[RFC] Shrinking blooms

Wed Jul 2 20:02:39 BST 2008

-----BEGIN PGP SIGNED MESSAGE-----
Hash: SHA1

I was trying to work out a way to allow blooms to have different sizes
at different levels. So that a top-level bloom could have lots of bits,
but an intermediate one could have fewer.

Here are my thoughts:

1) The raw offsets for all keys is fixed, regardless of the size of the
bloom. Specifically the raw offset is the 5 integers derived from the
sha1 sum of the string.

So in theory, you could create a Bloom that used a set() object, for all
those integers. It would have an effective bit-space of 2^32.

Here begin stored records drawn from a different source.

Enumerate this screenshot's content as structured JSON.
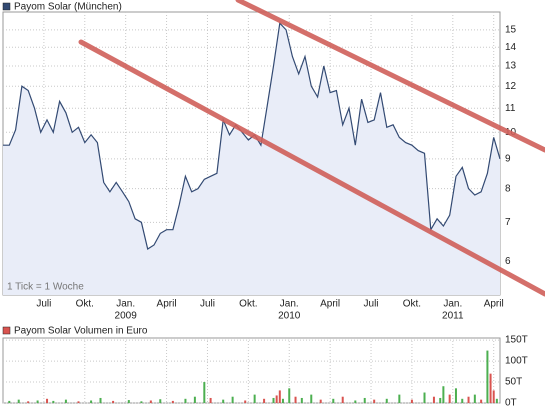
{
  "chart_data": [
    {
      "type": "line",
      "title": "Payom Solar (München)",
      "note": "1 Tick = 1 Woche",
      "color": "#334a73",
      "fill": "#e9edf8",
      "log": true,
      "grid": true,
      "x": [
        0,
        2,
        4,
        6,
        8,
        10,
        12,
        14,
        16,
        18,
        20,
        22,
        24,
        26,
        28,
        30,
        32,
        34,
        36,
        38,
        40,
        42,
        44,
        46,
        48,
        50,
        52,
        54,
        56,
        58,
        60,
        62,
        64,
        66,
        68,
        70,
        72,
        74,
        76,
        78,
        80,
        82,
        84,
        86,
        88,
        90,
        92,
        94,
        96,
        98,
        100,
        102,
        104,
        106,
        108,
        110,
        112,
        114,
        116,
        118,
        120,
        122,
        124,
        126,
        128,
        130,
        132,
        134,
        136,
        138,
        140,
        142,
        144,
        146,
        148,
        150,
        152,
        154,
        156,
        158
      ],
      "values": [
        9.5,
        9.5,
        10.1,
        12.0,
        11.8,
        11.0,
        10.0,
        10.5,
        10.0,
        11.3,
        10.8,
        10.0,
        10.2,
        9.6,
        9.9,
        9.6,
        8.2,
        7.9,
        8.2,
        7.9,
        7.6,
        7.1,
        7.0,
        6.3,
        6.4,
        6.7,
        6.8,
        6.8,
        7.5,
        8.4,
        7.9,
        8.0,
        8.3,
        8.4,
        8.5,
        10.5,
        9.9,
        10.3,
        10.0,
        9.7,
        9.9,
        9.5,
        11.1,
        13.0,
        15.4,
        15.0,
        13.5,
        12.6,
        13.5,
        12.0,
        11.5,
        13.0,
        11.7,
        11.8,
        10.3,
        11.0,
        9.5,
        11.4,
        10.4,
        10.5,
        11.7,
        10.2,
        10.3,
        9.8,
        9.6,
        9.5,
        9.3,
        9.2,
        6.8,
        7.1,
        6.9,
        7.2,
        8.4,
        8.7,
        8.0,
        7.8,
        7.9,
        8.5,
        9.8,
        9.0
      ],
      "xlim": [
        0,
        158
      ],
      "ylim": [
        5.25,
        16.1
      ],
      "yticks": [
        6,
        7,
        8,
        9,
        10,
        11,
        12,
        13,
        14,
        15
      ],
      "xticks": [
        {
          "value": 13,
          "label": "Juli"
        },
        {
          "value": 26,
          "label": "Okt."
        },
        {
          "value": 39,
          "label": "Jan."
        },
        {
          "value": 52,
          "label": "April"
        },
        {
          "value": 65,
          "label": "Juli"
        },
        {
          "value": 78,
          "label": "Okt."
        },
        {
          "value": 91,
          "label": "Jan."
        },
        {
          "value": 104,
          "label": "April"
        },
        {
          "value": 117,
          "label": "Juli"
        },
        {
          "value": 130,
          "label": "Okt."
        },
        {
          "value": 143,
          "label": "Jan."
        },
        {
          "value": 156,
          "label": "April"
        }
      ],
      "year_ticks": [
        {
          "value": 39,
          "label": "2009"
        },
        {
          "value": 91,
          "label": "2010"
        },
        {
          "value": 143,
          "label": "2011"
        }
      ]
    },
    {
      "type": "bar",
      "title": "Payom Solar Volumen in Euro",
      "legend_color": "#d9534f",
      "x": [
        2,
        5,
        8,
        11,
        14,
        16,
        20,
        24,
        28,
        31,
        35,
        40,
        44,
        47,
        50,
        54,
        58,
        61,
        64,
        66,
        70,
        73,
        77,
        80,
        83,
        86,
        87,
        88,
        89,
        91,
        93,
        95,
        98,
        101,
        105,
        108,
        112,
        115,
        118,
        122,
        126,
        130,
        134,
        137,
        139,
        140,
        142,
        144,
        146,
        148,
        150,
        152,
        154,
        155,
        156,
        157
      ],
      "values": [
        5,
        8,
        4,
        6,
        10,
        5,
        8,
        4,
        6,
        12,
        5,
        7,
        4,
        6,
        9,
        5,
        10,
        15,
        50,
        12,
        8,
        15,
        6,
        20,
        10,
        12,
        18,
        30,
        10,
        35,
        15,
        12,
        20,
        8,
        10,
        15,
        6,
        12,
        8,
        10,
        20,
        8,
        25,
        15,
        12,
        40,
        20,
        35,
        10,
        15,
        20,
        8,
        125,
        70,
        30,
        10
      ],
      "colors": [
        "#4caf50",
        "#4caf50",
        "#d9534f",
        "#4caf50",
        "#d9534f",
        "#4caf50",
        "#4caf50",
        "#d9534f",
        "#4caf50",
        "#4caf50",
        "#d9534f",
        "#4caf50",
        "#4caf50",
        "#d9534f",
        "#4caf50",
        "#d9534f",
        "#4caf50",
        "#4caf50",
        "#4caf50",
        "#d9534f",
        "#4caf50",
        "#4caf50",
        "#d9534f",
        "#4caf50",
        "#d9534f",
        "#4caf50",
        "#d9534f",
        "#d9534f",
        "#4caf50",
        "#4caf50",
        "#d9534f",
        "#4caf50",
        "#4caf50",
        "#d9534f",
        "#4caf50",
        "#d9534f",
        "#4caf50",
        "#4caf50",
        "#d9534f",
        "#4caf50",
        "#4caf50",
        "#d9534f",
        "#4caf50",
        "#d9534f",
        "#4caf50",
        "#4caf50",
        "#d9534f",
        "#4caf50",
        "#4caf50",
        "#d9534f",
        "#4caf50",
        "#d9534f",
        "#4caf50",
        "#d9534f",
        "#d9534f",
        "#4caf50"
      ],
      "xlim": [
        0,
        158
      ],
      "ylim": [
        0,
        155
      ],
      "yticks": [
        {
          "value": 0,
          "label": "0T"
        },
        {
          "value": 50,
          "label": "50T"
        },
        {
          "value": 100,
          "label": "100T"
        },
        {
          "value": 150,
          "label": "150T"
        }
      ]
    }
  ]
}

And then when you want to generate a smaller bloom, you just take the
modulo of the raw integer, versus the length of your bloom.

2) You could also implement this 2^32-bit bloom as a 2^32-bit string (a
512 MB string). Obviously using 512MB during the build just for this
string is a bit wasteful. I'm not sure that it is *more* wasteful than
storing 5 integers for every key, certainly for small numbers of keys it is.

3) However, notice the "folding" effect. Specifically, if you use a
keyspace of 2048, you have 11 bits of info in your offsets. In my
implementation, I only use powers of 2, so I can do a bit mask and do
array_offset = raw_offset & 0x7FF

(If you were using non powers-of-2 you would just use mod with:
~ array_offset = raw_offset % array_len)

Because I'm using a mask, there is a nice treat. You can chain them
without any loss. Specifically,

~  for any integer I: ((I & 0x7FF) & 0xFF) = (I & 0xFF)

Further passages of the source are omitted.